Verden/Osterholz-Scharmbeck. Der 23-Jährige, der in der Nacht zum 14. Juni 2020 in Osterholz-Scharmbeck einen Verkehrsunfall mit zwei Todesopfern verursacht hat, ist am Montag zu einer Haftstrafe von zwei Jahren auf Bewährung verurteilt worden. Das Landgericht Verden erkannte auf fahrlässige Tötung in Tateinheit mit fahrlässiger Straßenverkehrsgefährdung und ging von erheblich verminderter Schuldfähigkeit wegen einer massiven Alkoholisierung von rund 2,6 Promille aus. Damit entsprach die 10. große Strafkammer dem Antrag der Verteidigung. Die Staatsanwältin hatte drei Jahre Freiheitsentzug gefordert.
Aus Sicht der Anklagevertreterin hat der junge Mann zumindest bedingt vorsätzlich gehandelt, als er sich nach einer häuslichen Feier noch ans Steuer seines PS-starken BMW setzte. Seine Fahruntüchtigkeit sei ihm bewusst gewesen. Er habe „stockbesoffen“ und mit deutlich überhöhtem Tempo eine „besonders verantwortungslose“ Fahrt unternommen. Es müsse vorsätzliche Gefährdung des Straßenverkehrs zugrunde gelegt werden. Eine noch bewährungsfähige Strafe käme trotz aller Umstände schon aus generalpräventiven Gründen nicht in Betracht. „Die Bevölkerung hätte keinerlei Verständnis, wenn der Angeklagte nicht in Haft ginge“.
Der Anwalt der Nebenklage schloss sich den Ausführungen und dem Strafantrag an. Er vertrat in dem Verfahren die Familie des 31-jährigen Mannes, der bei dem verheerenden Auffahrunfall gegen 3.30 Uhr auf der Westerbecker sofort ums Leben gekommen war. Der 62-jährige Fahrer des Taxis war wenige Stunden später in einem Krankenhaus seinen Verletzungen erlegen.
Gutachter attestiert Rauschzustand
Während die Staatsanwältin überzeugt war, dass der Angeklagte vor seinen zunächst vorausfahrenden, dann durch rücksichtloses Überholen gefährdeten Gästen mit seinem Auto prahlen wollte, blieb die Motivlage für das Gericht ungeklärt. Auch vorsätzliches Fahrzeuglenken habe man letztlich nicht feststellen können, wenngleich es Indizien dafür gebe. Die Kammer berief sich auf den psychiatrischen Gutachter, wonach der Mann sich in einen „hochgradigen Rauschzustand“ befand, aber noch nicht im Vollrausch und somit auch nicht im Zustand der Schuldunfähigkeit war. Es sei nicht auszuschließen, dass der Angeklagte „die Schwere des Unfalls gar nicht mitbekommen“ und einen „Filmriss“ von eineinhalb bis fünf Stunden gehabt habe. Unfallflucht, wie ursprünglich angeklagt, nahm die Kammer nicht an.

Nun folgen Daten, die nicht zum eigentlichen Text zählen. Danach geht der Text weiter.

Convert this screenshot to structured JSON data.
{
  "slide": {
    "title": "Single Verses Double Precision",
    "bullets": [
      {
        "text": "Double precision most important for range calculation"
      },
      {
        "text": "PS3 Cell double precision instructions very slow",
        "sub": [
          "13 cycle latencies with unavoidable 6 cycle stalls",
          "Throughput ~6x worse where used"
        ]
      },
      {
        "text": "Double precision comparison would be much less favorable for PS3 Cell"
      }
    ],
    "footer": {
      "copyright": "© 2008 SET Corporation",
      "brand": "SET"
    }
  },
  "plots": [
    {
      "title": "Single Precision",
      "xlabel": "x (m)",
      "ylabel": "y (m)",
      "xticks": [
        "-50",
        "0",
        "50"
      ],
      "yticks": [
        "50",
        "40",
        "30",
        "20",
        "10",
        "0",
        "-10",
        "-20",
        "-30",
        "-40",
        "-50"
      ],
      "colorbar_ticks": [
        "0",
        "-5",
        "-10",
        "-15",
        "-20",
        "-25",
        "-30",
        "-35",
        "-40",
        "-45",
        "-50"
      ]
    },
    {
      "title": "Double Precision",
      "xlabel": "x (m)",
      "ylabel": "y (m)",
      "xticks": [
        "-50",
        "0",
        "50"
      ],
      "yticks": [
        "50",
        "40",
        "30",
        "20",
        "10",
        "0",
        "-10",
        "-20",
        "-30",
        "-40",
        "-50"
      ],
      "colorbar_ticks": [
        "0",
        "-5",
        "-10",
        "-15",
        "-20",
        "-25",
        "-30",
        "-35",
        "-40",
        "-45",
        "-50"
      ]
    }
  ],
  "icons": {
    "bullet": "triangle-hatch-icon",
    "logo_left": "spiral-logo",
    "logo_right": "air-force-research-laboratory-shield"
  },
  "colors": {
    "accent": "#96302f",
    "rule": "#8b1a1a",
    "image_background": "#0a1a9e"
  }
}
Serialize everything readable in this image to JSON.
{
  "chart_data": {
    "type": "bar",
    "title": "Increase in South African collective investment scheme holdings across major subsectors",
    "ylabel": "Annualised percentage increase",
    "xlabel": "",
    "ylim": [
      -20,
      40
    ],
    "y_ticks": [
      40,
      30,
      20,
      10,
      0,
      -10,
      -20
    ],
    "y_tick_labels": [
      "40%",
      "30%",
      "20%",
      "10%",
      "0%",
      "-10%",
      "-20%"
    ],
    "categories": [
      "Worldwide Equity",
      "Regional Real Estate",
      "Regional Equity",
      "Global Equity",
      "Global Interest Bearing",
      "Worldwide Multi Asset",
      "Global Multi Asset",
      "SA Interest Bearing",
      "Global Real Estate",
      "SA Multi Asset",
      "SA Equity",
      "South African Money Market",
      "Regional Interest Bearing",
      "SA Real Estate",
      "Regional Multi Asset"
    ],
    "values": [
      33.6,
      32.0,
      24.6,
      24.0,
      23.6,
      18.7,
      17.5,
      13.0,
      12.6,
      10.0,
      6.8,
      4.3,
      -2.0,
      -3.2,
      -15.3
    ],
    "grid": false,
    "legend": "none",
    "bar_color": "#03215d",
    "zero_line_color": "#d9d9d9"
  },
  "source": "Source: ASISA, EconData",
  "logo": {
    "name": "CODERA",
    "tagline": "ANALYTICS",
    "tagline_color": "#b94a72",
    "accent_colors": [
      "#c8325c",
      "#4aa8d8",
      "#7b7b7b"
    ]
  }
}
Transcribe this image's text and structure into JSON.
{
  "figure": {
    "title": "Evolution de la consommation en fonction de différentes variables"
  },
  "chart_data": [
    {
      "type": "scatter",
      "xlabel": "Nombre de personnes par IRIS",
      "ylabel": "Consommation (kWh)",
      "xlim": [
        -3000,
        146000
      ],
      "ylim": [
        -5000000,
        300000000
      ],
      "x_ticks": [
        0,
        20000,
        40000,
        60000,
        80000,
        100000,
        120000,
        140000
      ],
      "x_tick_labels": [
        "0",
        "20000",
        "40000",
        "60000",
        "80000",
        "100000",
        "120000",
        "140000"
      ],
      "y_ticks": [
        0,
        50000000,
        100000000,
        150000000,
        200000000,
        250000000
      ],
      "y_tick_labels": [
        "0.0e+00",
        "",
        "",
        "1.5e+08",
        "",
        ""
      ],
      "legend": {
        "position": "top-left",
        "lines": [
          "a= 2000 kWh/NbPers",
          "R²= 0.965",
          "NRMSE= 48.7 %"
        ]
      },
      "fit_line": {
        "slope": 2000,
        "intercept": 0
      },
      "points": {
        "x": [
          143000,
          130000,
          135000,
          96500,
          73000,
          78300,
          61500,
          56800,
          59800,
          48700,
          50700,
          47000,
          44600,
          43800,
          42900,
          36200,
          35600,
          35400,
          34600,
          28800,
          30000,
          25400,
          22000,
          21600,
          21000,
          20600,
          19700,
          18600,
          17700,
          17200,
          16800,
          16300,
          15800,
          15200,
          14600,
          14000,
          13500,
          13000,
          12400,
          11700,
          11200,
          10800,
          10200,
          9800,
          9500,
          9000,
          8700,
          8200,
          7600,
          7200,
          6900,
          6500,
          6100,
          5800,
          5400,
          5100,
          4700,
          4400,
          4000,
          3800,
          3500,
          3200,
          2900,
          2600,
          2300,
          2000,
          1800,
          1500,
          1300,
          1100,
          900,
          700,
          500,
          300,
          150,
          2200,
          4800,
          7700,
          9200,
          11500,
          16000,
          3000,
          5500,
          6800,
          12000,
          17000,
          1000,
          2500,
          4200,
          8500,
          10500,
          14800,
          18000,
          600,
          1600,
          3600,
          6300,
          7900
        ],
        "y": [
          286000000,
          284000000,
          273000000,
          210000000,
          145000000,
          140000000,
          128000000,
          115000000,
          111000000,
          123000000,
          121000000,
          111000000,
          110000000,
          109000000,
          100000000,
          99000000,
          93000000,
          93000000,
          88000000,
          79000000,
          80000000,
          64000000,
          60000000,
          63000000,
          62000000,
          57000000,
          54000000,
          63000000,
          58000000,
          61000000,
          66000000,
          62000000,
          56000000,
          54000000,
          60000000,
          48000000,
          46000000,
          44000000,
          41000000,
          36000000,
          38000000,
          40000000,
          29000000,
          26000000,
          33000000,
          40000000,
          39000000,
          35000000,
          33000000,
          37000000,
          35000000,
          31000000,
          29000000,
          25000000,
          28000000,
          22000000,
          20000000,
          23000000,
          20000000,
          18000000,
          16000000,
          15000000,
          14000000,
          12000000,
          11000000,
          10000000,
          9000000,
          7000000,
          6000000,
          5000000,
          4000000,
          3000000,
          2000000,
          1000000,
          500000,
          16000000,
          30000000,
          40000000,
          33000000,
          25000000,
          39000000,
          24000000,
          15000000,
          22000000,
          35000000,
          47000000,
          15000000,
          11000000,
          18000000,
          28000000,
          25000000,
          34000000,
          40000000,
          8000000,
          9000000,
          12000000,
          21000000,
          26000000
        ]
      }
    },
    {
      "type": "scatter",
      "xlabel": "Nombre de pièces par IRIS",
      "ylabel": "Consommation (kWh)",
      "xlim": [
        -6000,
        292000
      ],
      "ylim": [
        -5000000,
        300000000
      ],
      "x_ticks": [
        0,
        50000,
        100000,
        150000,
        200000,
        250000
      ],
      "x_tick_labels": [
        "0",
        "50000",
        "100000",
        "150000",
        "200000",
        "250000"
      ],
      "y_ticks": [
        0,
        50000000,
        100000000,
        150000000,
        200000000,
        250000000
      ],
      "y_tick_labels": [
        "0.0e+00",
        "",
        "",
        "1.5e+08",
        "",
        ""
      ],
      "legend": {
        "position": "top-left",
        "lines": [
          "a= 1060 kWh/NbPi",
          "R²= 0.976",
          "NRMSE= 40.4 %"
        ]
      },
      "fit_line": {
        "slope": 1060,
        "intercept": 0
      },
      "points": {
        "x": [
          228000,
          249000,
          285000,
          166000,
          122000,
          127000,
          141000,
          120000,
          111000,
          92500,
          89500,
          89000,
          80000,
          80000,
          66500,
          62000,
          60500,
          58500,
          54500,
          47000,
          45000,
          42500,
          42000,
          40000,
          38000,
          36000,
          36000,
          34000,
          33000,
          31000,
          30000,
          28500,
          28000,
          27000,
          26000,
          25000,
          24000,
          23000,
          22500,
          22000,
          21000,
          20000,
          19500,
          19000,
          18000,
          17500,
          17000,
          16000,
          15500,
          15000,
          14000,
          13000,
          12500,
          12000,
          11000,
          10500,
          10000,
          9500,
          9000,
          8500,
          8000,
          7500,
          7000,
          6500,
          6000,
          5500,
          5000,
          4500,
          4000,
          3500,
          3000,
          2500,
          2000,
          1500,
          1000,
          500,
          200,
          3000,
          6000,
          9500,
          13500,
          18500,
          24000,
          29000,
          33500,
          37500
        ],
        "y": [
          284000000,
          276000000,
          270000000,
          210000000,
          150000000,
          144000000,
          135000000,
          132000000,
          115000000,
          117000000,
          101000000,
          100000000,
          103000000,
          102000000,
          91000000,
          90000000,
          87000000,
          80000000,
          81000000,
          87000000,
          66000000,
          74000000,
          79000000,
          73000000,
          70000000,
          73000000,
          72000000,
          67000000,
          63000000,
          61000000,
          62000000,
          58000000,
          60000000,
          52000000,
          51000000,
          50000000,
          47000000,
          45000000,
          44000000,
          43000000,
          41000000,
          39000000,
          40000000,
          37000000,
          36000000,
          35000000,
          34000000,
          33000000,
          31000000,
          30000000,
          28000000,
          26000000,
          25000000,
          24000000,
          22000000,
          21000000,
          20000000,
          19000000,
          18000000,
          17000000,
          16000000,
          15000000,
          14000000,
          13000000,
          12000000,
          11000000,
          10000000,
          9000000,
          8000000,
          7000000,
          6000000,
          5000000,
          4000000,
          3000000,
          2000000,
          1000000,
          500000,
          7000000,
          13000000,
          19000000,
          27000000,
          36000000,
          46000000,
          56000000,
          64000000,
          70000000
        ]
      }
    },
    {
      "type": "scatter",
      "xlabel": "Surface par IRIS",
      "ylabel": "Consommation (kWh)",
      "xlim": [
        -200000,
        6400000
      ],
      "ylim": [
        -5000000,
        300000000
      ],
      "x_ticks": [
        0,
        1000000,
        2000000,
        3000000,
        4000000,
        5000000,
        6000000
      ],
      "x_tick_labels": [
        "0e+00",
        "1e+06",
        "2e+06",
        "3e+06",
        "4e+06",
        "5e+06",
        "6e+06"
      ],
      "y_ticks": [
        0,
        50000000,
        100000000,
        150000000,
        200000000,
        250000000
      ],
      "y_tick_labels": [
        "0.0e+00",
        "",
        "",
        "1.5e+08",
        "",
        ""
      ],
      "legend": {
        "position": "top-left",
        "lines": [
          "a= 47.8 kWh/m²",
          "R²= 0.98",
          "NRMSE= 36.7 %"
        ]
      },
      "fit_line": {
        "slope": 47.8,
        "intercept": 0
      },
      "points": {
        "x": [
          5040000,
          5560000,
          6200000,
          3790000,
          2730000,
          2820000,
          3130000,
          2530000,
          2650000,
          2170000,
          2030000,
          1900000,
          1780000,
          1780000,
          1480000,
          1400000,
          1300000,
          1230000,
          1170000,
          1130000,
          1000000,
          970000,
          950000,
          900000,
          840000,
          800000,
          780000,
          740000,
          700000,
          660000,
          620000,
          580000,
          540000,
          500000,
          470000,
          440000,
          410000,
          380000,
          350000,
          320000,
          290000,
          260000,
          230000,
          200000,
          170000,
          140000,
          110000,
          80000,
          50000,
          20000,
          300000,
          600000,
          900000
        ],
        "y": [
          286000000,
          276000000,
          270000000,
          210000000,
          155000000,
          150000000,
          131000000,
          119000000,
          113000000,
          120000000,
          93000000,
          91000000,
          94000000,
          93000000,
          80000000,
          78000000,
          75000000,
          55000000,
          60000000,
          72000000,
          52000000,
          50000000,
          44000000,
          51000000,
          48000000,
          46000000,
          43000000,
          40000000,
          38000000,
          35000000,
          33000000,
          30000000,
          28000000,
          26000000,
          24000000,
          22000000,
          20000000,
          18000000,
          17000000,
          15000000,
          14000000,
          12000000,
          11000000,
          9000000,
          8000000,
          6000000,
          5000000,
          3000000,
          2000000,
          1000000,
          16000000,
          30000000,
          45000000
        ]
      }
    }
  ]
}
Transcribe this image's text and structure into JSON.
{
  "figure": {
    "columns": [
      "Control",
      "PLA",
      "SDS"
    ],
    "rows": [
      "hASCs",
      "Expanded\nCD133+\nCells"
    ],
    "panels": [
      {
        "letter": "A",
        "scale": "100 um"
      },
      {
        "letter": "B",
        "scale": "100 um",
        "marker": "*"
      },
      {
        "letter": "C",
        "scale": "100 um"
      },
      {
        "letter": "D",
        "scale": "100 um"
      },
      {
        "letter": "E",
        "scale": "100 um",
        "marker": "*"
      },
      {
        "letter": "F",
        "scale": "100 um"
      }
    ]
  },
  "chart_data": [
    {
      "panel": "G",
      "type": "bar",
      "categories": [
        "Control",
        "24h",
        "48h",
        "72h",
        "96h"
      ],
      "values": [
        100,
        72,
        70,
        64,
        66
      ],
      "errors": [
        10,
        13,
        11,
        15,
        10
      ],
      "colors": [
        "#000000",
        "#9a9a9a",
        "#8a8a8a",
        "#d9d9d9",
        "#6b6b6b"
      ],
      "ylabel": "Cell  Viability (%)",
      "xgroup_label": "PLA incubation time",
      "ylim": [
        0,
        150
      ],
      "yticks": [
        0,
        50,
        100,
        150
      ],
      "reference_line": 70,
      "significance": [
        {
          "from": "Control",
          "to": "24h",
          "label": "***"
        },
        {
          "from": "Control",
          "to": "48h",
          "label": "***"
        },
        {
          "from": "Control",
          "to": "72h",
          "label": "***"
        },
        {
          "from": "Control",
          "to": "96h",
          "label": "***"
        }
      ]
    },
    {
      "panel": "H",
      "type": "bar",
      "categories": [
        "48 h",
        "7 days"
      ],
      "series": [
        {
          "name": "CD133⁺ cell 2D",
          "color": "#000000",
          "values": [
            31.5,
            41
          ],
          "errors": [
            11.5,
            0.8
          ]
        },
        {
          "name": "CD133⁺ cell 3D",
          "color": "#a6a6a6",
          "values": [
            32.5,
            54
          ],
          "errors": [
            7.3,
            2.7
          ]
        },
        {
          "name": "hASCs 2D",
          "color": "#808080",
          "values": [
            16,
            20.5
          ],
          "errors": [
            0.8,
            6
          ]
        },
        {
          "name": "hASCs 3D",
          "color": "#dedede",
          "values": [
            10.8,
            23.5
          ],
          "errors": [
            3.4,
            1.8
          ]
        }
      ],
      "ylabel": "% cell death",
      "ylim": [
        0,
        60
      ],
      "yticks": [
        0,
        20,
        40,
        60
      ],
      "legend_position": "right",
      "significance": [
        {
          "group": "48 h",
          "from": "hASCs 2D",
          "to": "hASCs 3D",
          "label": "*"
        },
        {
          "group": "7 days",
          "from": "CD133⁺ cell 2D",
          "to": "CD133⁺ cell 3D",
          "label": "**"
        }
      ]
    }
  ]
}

Ebenso wenig sah das Gericht ein etwaiges „Mitverschulden“ der ums Leben gekommen Männer dadurch, dass sie offenbar beide nicht angeschnallt waren. Nur bei einem der Opfer bestand nach dem Ergebnis von Sachverständigen „sehr geringe Wahrscheinlichkeit“, möglicherweise zu überleben. Für die Frage der Schuld des 23-Jährigen sei dies allerdings irrelevant, betonte der Vorsitzende Richter in der ausführlichen Urteilsbegründung: „Es ist Ihre Tat. Sie sind der Täter“. Der Angeklagte müsse gemäß dem angehörten Verkehrsexperten mit einer Geschwindigkeit von mindestens 160 Stundenkilometer gefahren sein, auf jeden Fall rund 100 Stundenkilometer mehr als das Taxi. Bremsspuren waren am Unfallort nicht entdeckt worden.
Der Richter sprach auch von „grober Fahrlässigkeit“ und einem „katastrophalen, nicht entschuldbaren Fehler“, der dem Angeklagten passiert sei. „Sie werden mit dem Verschulden des Versterbens zweier Menschen leben müssen“. Er habe die Verantwortung für seine Tat übernommen und ernsthafte Reue gezeigt. Zu den Bewährungsauflagen gehört, dass der 23-Jährige insgesamt 15.000 Euro an den Bund gegen Alkohol und Drogen im Straßenverkehr zahlt.